Music filled her vision—violins and saxophones, pianos and drums, Vivaldi and Mozart, Pachelbel and frickin’ Bonnie Tyler. Colors surrounded him—a rainbow of pleasure—crimson, azure, olive, lavender, saffron.
Could she be having a stroke?
Yes. A stroke. That might explain the wild euphoria, the ceaseless pounding of her heart, the inability to breathe. Why couldn’t she breathe?
“When it hits, you’ll know.” Aunt Carol Ann’s words rang in her head. “There will be absolutely no doubt.”
Dear Cupid, the most awesomely awful thing has happened.
DAZZLED, DADE VEGA blinked and she was gone.
He shook his head, wondering if he’d imagined the phantom beauty in yellow on the pale blue Schwinn, looking like springtime in Paris. Why did it feel as if the bottom had just dropped out of his world?
A hard tightening gripped him in all the right places. He scrubbed a sheepish palm over his face. Purposefully, he stepped to the curb and glanced down the street.
Nothing. Nobody.
She was gone, if she’d ever really been there at all.
It wouldn’t be the first time he’d had a hallucination, but it would be the first time since the head injury he’d suffered in Afghanistan four years ago.
Ah shit. Man, he couldn’t backslide, not after all the progress he’d made. If he was backsliding, it’s had everything to do with Red’s disappearance.
Funny how easy it was for the past to reach up and punch you in the face when you least expected it.
Honestly, he was half hoping that she was a hallucination because that would rightly explain the berserk push-pull between his head and his heart. He felt a rushing need to go after her, spill his guts, tell her who he was and how he felt.
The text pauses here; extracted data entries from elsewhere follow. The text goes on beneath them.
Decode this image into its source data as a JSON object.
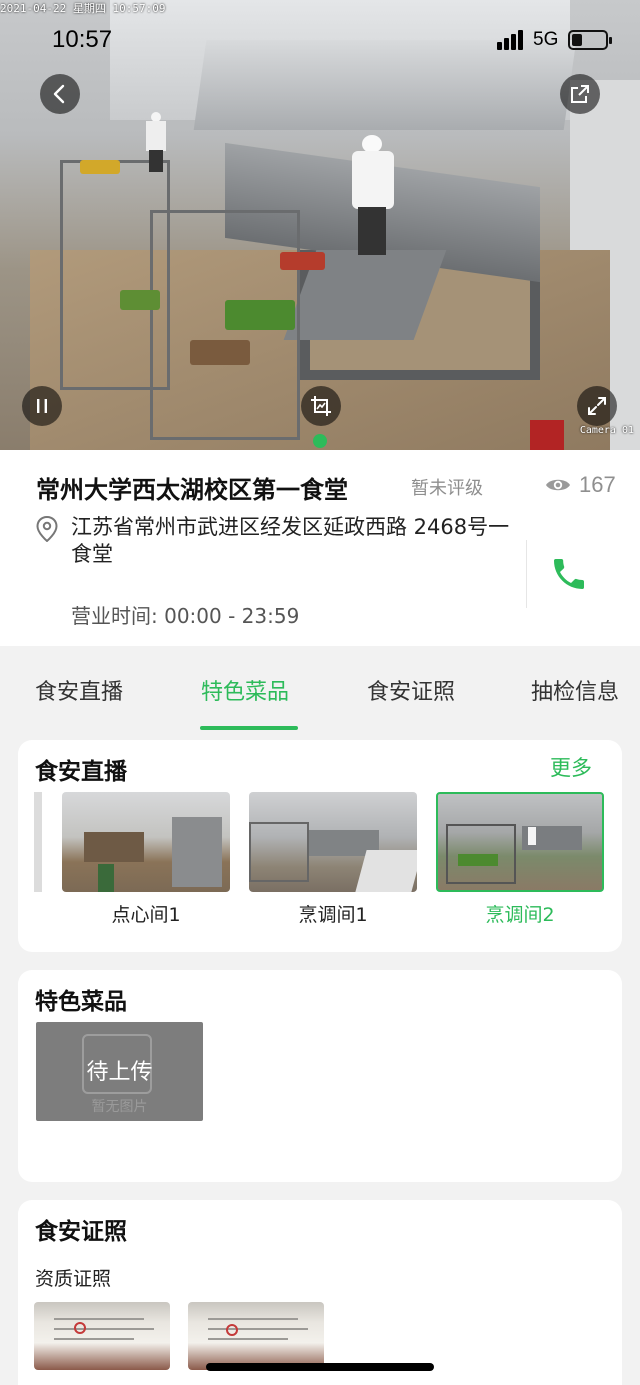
{
  "osd": {
    "datetime": "2021-04-22 星期四 10:57:09",
    "camera": "Camera 01"
  },
  "status_bar": {
    "time": "10:57",
    "network": "5G"
  },
  "icons": {
    "back": "chevron-left-icon",
    "share": "share-icon",
    "pause": "pause-icon",
    "snapshot": "image-crop-icon",
    "fullscreen": "expand-icon",
    "views": "eye-icon",
    "location": "location-pin-icon",
    "phone": "phone-icon"
  },
  "colors": {
    "accent": "#2dbb5a",
    "muted": "#8f8f8f",
    "background": "#f2f2f2"
  },
  "canteen": {
    "name": "常州大学西太湖校区第一食堂",
    "rating": "暂未评级",
    "views": "167",
    "address": "江苏省常州市武进区经发区延政西路 2468号一食堂",
    "hours": "营业时间: 00:00 - 23:59"
  },
  "tabs": [
    {
      "label": "食安直播"
    },
    {
      "label": "特色菜品"
    },
    {
      "label": "食安证照"
    },
    {
      "label": "抽检信息"
    }
  ],
  "live": {
    "title": "食安直播",
    "more": "更多",
    "cameras": [
      {
        "label": "点心间1"
      },
      {
        "label": "烹调间1"
      },
      {
        "label": "烹调间2"
      }
    ]
  },
  "dishes": {
    "title": "特色菜品",
    "status": "待上传",
    "empty_text": "暂无图片"
  },
  "certs": {
    "title": "食安证照",
    "subtitle": "资质证照"
  }
}
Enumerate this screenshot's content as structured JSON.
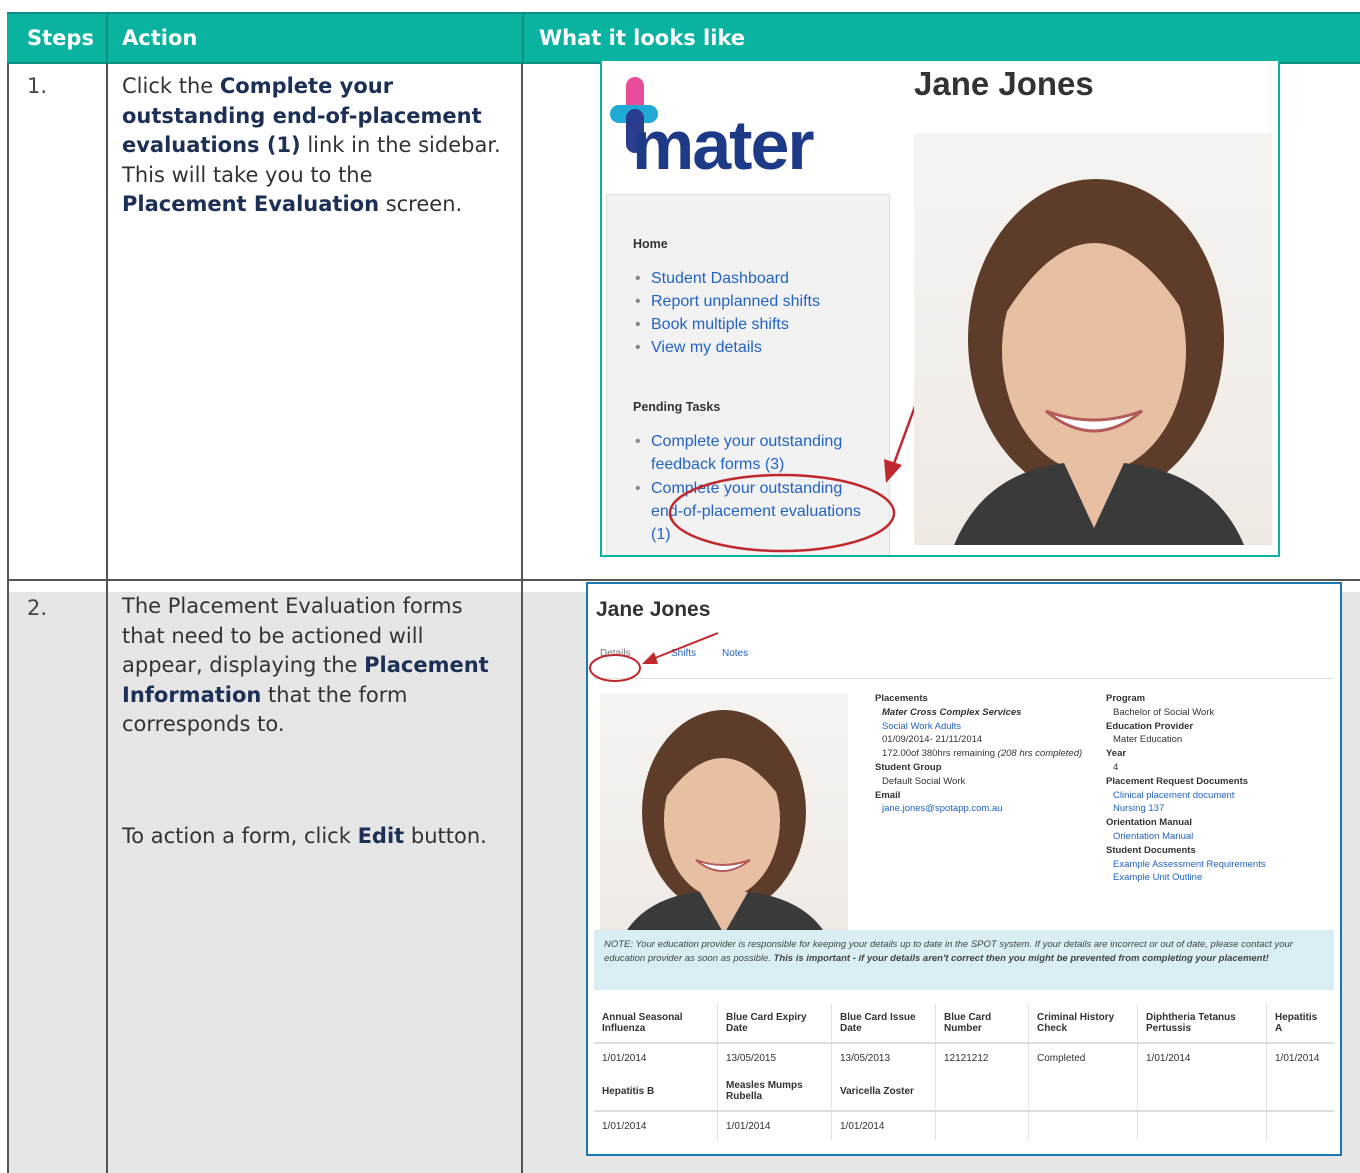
{
  "header": {
    "steps": "Steps",
    "action": "Action",
    "looks": "What it looks like"
  },
  "row1": {
    "step": "1.",
    "text_1": "Click the ",
    "bold_1": "Complete your outstanding end-of-placement evaluations (1)",
    "text_2": " link in the sidebar. This will take you to the ",
    "bold_2": "Placement Evaluation",
    "text_3": " screen."
  },
  "row2": {
    "step": "2.",
    "text_1": " The Placement Evaluation forms that need to be actioned will appear, displaying the ",
    "bold_1": "Placement Information",
    "text_2": " that the form corresponds to.",
    "text_3": "To action a form, click ",
    "bold_2": "Edit",
    "text_4": " button."
  },
  "shot1": {
    "name": "Jane Jones",
    "logo": "mater",
    "home_heading": "Home",
    "home_links": [
      "Student Dashboard",
      "Report unplanned shifts",
      "Book multiple shifts",
      "View my details"
    ],
    "pending_heading": "Pending Tasks",
    "pending_1": "Complete your outstanding feedback forms (3)",
    "pending_2": "Complete your outstanding end-of-placement evaluations (1)"
  },
  "shot2": {
    "name": "Jane Jones",
    "tabs": [
      "Details",
      "Shifts",
      "Notes"
    ],
    "placements_label": "Placements",
    "placement_org": "Mater Cross Complex Services",
    "placement_unit": "Social Work Adults",
    "placement_dates": "01/09/2014- 21/11/2014",
    "placement_hours": "172.00of 380hrs remaining ",
    "placement_hours_done": "(208 hrs completed)",
    "student_group_label": "Student Group",
    "student_group": "Default Social Work",
    "email_label": "Email",
    "email": "jane.jones@spotapp.com.au",
    "program_label": "Program",
    "program": "Bachelor of Social Work",
    "provider_label": "Education Provider",
    "provider": "Mater Education",
    "year_label": "Year",
    "year": "4",
    "request_docs_label": "Placement Request Documents",
    "request_docs": [
      "Clinical placement document",
      "Nursing 137"
    ],
    "orientation_label": "Orientation Manual",
    "orientation": "Orientation Manual",
    "student_docs_label": "Student Documents",
    "student_docs": [
      "Example Assessment Requirements",
      "Example Unit Outline"
    ],
    "note_text": "NOTE: Your education provider is responsible for keeping your details up to date in the SPOT system. If your details are incorrect or out of date, please contact your education provider as soon as possible. ",
    "note_bold": "This is important - if your details aren't correct then you might be prevented from completing your placement!",
    "vax_headers_1": [
      "Annual Seasonal Influenza",
      "Blue Card Expiry Date",
      "Blue Card Issue Date",
      "Blue Card Number",
      "Criminal History Check",
      "Diphtheria Tetanus Pertussis",
      "Hepatitis A"
    ],
    "vax_values_1": [
      "1/01/2014",
      "13/05/2015",
      "13/05/2013",
      "12121212",
      "Completed",
      "1/01/2014",
      "1/01/2014"
    ],
    "vax_headers_2": [
      "Hepatitis B",
      "Measles Mumps Rubella",
      "Varicella Zoster",
      "",
      "",
      "",
      ""
    ],
    "vax_values_2": [
      "1/01/2014",
      "1/01/2014",
      "1/01/2014",
      "",
      "",
      "",
      ""
    ]
  },
  "colors": {
    "header_bg": "#0ab3a0",
    "link": "#2363c5",
    "highlight": "#c0282e"
  }
}
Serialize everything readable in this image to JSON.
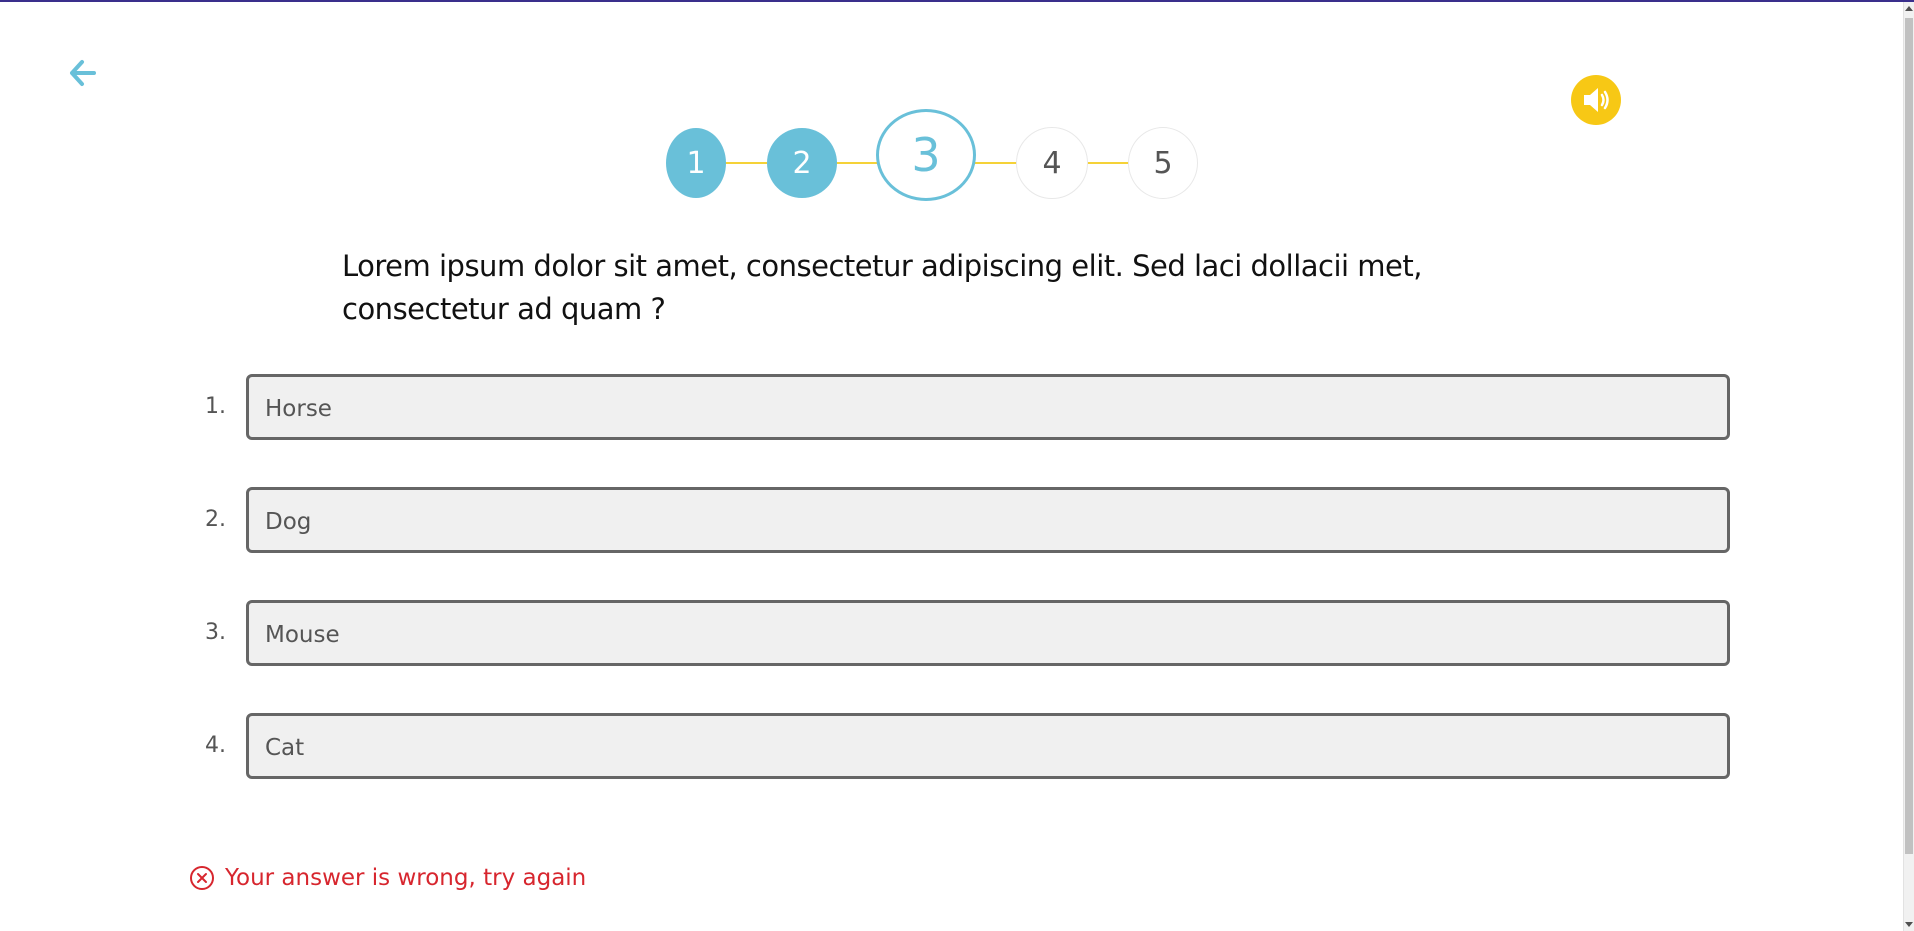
{
  "colors": {
    "accent": "#69c0d9",
    "connector": "#f5d238",
    "audio": "#f7c815",
    "error": "#d7262e",
    "top_bar": "#3a2f8c"
  },
  "nav": {
    "back_icon": "arrow-left-icon",
    "audio_icon": "speaker-icon"
  },
  "stepper": {
    "current": 3,
    "steps": [
      {
        "label": "1",
        "state": "done"
      },
      {
        "label": "2",
        "state": "done"
      },
      {
        "label": "3",
        "state": "current"
      },
      {
        "label": "4",
        "state": "todo"
      },
      {
        "label": "5",
        "state": "todo"
      }
    ]
  },
  "question": {
    "text": "Lorem ipsum dolor sit amet, consectetur adipiscing elit. Sed laci dollacii met, consectetur ad quam ?"
  },
  "answers": [
    {
      "number": "1.",
      "text": "Horse"
    },
    {
      "number": "2.",
      "text": "Dog"
    },
    {
      "number": "3.",
      "text": "Mouse"
    },
    {
      "number": "4.",
      "text": "Cat"
    }
  ],
  "feedback": {
    "icon": "close-circle-icon",
    "text": "Your answer is wrong, try again"
  }
}
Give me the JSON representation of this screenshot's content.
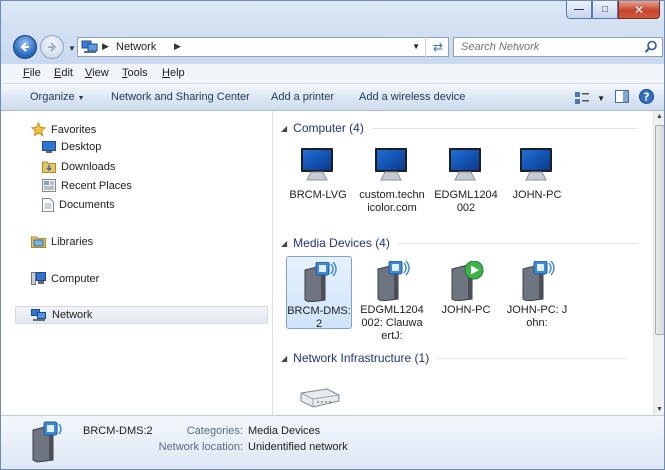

One look in her enigmatic sky blue eyes and he felt as if love beckoned him with open arms, while his soul had dug in its heels and jerked back, too guilty of damage and sin to believe anything so goo
d could be true.
He knew better.
Life had kicked Dade in the teeth far too many times for him to trust it. He’d learned that happiness, by and large, was a mirage and it was best not romanticized.
But the woman’s image lingered, leaving an indelible imprint, and he found himself thinking about a soft mattress on a hot sweaty night, sheets tangled up in their entwined limbs. He could almost hear her calling out his name in ecstasy, and dammit if he didn’t start to get hard.
False, this vision, he knew it, but he could still see her delicate lightness, her smile, modest and a little shy, but as welcoming as warm socks on a cold winter’s day. A tumble of soft brown hair floating out behind her like a cloud as she rode past.
For that instant when she’d looked at him and he’d looked at her, one lonely soul connecting with another, Dade had thought, It’s her.
It was a stupid thing to think, he was well aware of that, but he’d thought it nonetheless.
Forget it. Move on.
Moving on was the only way he’d survived, another lesson courtesy of the Navy SEALs. It was harder to hit a moving target. Red had proven the point. His friend had stopped in Cupid, stayed, gotten comfortable, and now he’d gone missing after texting Dade a Mayday message three days earlier.
Tanked.
The secret code only they understood. It meant I’m in trouble deep, trust no one.
That’s why he was here in this dead-end, desert mountain town. To find out what had happened to his foster brother who’d also served with him in the SEALs. They’d joined the navy together the day after they graduated from high school, and Red was the only person in the whole world that Dade gave a shit about. Because of that, he’d taken a leave of absence from the security detail he’d been on in New Orleans.
There were no commercial flights into Cupid and since the nearest big airport was in El Paso, two hundred miles away, he decided to simply make the drive. Waiting around in airports made him feel helpless. At least when he was on the road, he was making progress. Unfortunately, he’d been out on an oil derrick in the Gulf of Mexico when the text had come through, and it had taken him this long to arrive.